自分の絵で目を輝かせる女の子を見て嬉しくならない漫画家なんていないんだから。
嬉しい。
そして、ちょっと自信が湧いてきた。
「よし……じゃあ一回目はスタンダードな少女漫画で勝負しようかな」
元の世界に戻るために私がこの国に貢献できそうことと言えば、国民に楽しんでもらえる本を作ることぐらいだ。

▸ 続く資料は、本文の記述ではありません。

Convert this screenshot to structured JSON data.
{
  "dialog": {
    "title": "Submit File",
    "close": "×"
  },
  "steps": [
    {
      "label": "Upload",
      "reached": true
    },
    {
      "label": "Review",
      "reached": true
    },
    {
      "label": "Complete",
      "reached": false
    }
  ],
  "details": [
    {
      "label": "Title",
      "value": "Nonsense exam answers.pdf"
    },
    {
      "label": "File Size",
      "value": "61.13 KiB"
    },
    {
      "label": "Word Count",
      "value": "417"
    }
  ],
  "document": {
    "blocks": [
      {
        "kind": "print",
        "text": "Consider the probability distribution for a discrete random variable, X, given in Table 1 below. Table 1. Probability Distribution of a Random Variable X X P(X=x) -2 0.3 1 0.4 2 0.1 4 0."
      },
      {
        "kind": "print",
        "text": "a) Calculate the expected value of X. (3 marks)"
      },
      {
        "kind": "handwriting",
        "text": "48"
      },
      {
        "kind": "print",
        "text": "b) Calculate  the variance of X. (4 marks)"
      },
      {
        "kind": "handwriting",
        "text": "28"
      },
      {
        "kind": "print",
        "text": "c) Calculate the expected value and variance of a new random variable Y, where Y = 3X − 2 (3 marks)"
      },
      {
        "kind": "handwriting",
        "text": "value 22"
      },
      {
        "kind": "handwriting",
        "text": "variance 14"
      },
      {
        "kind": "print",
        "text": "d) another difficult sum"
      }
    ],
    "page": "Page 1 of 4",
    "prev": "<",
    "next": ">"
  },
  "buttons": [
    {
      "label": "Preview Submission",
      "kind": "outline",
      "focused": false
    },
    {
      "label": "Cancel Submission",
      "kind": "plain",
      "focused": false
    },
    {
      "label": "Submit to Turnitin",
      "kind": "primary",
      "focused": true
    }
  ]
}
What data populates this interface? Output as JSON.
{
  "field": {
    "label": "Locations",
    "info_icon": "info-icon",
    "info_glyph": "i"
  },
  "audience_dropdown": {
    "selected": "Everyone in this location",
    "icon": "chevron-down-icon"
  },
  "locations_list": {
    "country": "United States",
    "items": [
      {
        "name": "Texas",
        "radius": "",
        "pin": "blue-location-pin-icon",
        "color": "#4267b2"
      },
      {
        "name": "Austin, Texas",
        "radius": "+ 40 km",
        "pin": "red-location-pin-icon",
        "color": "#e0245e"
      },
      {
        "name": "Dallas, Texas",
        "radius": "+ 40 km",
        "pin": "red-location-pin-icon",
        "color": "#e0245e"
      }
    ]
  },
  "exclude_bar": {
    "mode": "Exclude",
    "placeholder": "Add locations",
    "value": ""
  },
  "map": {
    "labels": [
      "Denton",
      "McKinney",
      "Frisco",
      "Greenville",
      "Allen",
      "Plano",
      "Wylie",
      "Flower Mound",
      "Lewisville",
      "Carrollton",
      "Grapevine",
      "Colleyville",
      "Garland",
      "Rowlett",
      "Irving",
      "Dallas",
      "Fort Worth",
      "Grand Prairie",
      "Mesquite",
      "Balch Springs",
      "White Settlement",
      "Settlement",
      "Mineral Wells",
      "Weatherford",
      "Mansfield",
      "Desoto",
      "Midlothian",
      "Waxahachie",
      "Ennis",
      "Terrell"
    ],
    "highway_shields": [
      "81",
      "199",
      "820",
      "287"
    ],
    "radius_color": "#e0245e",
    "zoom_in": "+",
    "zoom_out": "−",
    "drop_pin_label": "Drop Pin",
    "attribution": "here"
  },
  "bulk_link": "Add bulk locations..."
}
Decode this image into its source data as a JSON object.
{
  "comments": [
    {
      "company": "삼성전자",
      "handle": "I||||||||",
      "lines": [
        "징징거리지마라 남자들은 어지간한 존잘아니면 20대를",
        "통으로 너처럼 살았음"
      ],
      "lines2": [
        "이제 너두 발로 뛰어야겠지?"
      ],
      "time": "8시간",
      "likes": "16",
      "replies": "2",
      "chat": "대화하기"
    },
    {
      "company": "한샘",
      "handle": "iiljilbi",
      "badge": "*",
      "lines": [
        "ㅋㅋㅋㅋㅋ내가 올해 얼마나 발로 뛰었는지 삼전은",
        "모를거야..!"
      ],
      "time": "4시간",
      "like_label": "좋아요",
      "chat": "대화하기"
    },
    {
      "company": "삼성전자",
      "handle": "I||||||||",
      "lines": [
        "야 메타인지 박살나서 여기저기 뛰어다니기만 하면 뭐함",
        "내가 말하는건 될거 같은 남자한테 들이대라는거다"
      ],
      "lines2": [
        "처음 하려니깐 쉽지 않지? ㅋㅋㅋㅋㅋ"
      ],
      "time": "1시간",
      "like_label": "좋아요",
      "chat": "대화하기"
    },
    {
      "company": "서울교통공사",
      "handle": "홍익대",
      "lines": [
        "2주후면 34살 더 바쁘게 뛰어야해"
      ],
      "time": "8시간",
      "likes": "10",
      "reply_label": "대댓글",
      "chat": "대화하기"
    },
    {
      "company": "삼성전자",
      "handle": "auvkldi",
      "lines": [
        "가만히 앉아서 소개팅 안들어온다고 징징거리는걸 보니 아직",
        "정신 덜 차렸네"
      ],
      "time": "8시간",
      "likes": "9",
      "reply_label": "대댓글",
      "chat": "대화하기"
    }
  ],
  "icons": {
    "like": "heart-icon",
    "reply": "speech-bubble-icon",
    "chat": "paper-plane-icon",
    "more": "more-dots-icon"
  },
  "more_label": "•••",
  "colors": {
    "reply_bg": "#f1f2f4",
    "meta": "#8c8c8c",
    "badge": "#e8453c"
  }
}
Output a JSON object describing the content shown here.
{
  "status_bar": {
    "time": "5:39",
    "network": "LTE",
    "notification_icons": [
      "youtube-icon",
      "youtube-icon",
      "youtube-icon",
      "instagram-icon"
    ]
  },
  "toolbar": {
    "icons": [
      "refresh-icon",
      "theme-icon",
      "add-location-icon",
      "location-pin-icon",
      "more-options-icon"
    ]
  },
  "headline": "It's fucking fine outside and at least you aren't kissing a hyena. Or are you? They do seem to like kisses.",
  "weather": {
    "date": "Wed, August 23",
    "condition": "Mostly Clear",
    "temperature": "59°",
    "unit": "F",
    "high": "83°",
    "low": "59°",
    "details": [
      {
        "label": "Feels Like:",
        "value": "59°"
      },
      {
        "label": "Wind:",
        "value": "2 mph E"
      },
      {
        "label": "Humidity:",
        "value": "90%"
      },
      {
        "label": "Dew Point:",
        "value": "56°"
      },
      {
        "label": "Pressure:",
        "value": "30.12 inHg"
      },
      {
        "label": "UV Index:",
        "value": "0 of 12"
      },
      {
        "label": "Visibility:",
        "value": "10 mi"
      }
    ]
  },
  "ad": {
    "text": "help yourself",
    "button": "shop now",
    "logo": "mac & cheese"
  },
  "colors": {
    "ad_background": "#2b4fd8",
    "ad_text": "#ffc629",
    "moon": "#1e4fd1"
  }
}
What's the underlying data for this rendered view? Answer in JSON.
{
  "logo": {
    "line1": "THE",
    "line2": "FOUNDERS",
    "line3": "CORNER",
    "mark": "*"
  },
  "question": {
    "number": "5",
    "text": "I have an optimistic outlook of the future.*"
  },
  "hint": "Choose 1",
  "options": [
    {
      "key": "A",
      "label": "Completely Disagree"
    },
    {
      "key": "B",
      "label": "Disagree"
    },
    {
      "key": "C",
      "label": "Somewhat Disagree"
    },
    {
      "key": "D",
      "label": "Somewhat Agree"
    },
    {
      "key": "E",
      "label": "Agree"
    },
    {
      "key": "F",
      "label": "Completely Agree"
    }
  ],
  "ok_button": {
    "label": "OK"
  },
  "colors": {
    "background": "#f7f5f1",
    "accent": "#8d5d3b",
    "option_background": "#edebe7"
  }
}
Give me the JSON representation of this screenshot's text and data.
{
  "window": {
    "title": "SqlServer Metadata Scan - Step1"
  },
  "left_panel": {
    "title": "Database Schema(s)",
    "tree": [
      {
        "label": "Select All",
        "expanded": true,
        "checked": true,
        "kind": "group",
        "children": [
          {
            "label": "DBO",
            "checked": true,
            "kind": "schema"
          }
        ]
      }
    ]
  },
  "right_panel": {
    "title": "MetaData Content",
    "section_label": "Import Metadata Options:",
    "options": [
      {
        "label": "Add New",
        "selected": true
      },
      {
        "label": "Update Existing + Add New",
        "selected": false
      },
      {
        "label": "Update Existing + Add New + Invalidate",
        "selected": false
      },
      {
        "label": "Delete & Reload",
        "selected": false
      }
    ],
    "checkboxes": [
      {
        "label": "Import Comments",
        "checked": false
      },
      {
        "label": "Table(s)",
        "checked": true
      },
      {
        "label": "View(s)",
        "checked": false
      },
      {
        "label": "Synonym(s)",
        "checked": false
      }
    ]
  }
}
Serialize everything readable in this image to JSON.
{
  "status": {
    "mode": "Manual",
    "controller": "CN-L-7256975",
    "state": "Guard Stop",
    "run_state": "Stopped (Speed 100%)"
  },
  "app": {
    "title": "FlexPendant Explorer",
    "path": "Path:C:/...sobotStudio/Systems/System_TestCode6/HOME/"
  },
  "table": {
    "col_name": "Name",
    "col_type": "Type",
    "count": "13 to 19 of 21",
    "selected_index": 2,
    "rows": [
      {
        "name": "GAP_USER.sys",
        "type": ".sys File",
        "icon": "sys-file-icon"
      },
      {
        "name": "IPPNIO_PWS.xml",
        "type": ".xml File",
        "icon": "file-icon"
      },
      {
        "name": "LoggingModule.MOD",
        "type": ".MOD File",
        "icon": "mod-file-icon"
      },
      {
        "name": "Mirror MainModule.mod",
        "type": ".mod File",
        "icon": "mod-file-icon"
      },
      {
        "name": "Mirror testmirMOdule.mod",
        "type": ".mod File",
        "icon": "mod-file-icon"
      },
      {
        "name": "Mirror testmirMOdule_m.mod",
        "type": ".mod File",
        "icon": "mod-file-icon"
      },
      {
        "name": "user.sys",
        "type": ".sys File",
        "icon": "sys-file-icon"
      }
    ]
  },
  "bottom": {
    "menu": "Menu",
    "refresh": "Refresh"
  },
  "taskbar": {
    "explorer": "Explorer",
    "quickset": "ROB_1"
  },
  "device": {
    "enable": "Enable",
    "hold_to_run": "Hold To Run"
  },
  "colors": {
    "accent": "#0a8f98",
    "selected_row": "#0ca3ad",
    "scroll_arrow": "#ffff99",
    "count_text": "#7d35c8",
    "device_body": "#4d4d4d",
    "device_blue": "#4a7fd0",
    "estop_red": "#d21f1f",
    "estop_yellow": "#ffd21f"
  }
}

この国の人のためというなら、解りやすい劇画タッチで、お城や鎧の出てくる作品を描くべきなのかもしれない。
でも、アーシャの言葉で少し自信がついた。
「まずは描きたいものを描いて、それでだめなら、その時はまた考えよう!」
時間もたっぷりあるし。
「この絵が沢山見られるんですね……とても楽しみです! 私にお手伝いできることがあれば何でもお申し付けくださいね」
身近にファンがいるとモチベーションも上がる。
こうして私は、異世界でド定番少女漫画の制作に取り掛かった。